The Dream
After Chagall
A man grips a woman by the shoulders
On a bed in the open air, a courtyard
With a wall no taller than their knees stopping
No one from getting in or seeing them there
In the middle of a town blue as the sky,
An anxious overcast blue, both of them clothed,
Both of them solemn and seated, halfway
Between sleeping and walking, love and goodbye.

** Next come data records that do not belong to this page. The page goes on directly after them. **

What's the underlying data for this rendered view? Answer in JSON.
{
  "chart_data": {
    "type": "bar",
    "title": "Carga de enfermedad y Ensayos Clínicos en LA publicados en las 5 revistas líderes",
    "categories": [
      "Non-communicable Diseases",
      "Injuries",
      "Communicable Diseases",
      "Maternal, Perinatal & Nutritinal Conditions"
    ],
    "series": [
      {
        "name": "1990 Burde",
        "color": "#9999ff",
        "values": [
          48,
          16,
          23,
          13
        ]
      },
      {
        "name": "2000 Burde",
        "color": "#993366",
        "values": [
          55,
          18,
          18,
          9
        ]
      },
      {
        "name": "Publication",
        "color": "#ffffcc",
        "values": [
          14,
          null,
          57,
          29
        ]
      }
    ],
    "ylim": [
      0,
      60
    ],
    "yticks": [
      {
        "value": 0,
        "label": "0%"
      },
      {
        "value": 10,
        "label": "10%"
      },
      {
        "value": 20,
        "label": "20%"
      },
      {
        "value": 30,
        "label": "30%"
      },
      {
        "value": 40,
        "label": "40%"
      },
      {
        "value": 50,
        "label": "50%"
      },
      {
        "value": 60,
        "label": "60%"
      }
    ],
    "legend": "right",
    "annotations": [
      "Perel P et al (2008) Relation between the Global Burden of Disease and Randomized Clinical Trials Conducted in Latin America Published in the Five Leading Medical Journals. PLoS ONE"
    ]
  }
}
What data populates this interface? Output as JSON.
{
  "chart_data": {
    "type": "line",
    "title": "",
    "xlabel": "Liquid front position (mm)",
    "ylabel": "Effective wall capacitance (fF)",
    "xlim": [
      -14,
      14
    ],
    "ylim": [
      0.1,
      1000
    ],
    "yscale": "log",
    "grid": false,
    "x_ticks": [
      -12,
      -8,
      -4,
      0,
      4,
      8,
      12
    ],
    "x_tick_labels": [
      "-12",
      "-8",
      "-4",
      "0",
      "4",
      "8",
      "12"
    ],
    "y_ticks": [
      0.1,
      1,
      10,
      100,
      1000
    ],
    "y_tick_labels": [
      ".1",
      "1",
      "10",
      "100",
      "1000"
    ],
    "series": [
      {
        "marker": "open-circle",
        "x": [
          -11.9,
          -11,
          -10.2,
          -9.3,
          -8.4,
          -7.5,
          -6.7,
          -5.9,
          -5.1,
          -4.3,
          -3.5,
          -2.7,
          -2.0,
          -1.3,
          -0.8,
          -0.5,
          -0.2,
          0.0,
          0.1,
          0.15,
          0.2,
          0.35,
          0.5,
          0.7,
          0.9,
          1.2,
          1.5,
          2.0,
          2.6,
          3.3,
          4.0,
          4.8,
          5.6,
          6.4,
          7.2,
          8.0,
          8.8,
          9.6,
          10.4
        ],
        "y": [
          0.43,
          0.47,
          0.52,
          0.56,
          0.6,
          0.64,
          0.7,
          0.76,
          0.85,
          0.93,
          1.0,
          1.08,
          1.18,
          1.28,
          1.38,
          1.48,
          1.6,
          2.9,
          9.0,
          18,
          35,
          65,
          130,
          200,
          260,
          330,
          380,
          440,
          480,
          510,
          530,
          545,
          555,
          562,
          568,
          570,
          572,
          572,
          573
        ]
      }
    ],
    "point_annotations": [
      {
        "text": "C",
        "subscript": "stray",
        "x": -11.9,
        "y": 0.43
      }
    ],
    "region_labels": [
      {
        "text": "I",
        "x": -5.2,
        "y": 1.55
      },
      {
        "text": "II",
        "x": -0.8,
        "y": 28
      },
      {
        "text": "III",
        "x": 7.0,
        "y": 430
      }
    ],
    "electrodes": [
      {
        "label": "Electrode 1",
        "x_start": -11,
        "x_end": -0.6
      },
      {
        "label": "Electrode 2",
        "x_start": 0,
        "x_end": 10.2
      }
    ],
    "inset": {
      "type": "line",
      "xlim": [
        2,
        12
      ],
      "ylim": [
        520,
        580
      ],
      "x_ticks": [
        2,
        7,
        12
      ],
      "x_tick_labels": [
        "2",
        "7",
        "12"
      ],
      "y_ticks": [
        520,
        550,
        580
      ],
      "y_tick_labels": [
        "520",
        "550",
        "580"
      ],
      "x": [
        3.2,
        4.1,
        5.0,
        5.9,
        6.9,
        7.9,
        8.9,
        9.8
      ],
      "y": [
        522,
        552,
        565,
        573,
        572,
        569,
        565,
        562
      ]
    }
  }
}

A man with wings glides towards them with all
The speed a painted angel can muster—
That is he moves not even an inch,
Only wishes to, such the conundrum of dreams,
The dreamer paralyzed as he acts, eyes flitting
Beneath their lids. Why does he embrace her
Like this, poised for something closer but also
To shake her into sense, you don’t ask
Because you know, have found the answer
Still in your head as before you lost consciousness
In one world and regained it in another,
The dream a warning that comes after
Catastrophe, a ripple in the waters of sleep,
A tremor in the voice of breath, visual
Echo, the mind reminding itself. Stubbornness
Disguised as hope, the dream expects the body
To revolt, do something, anything, miracle
As a compost of facts. I want you, he says
To his wife, and the angel never arrives
With the message of ruin, which is ruin
Without the flames, the soul immunizing itself
Through a little grief, the dream one of them
Wearing the wings of time and not arriving
In time, not going back in it, budging
A single second. But in the dream, it’s 1939,
The world about to lie back and die,
Let the Jerusalem of the body fall
For the ten thousandth time, and afterwards
You’ll wake, you’ll dream it hasn’t happened yet,
Hasn’t happened, everything real, everything right.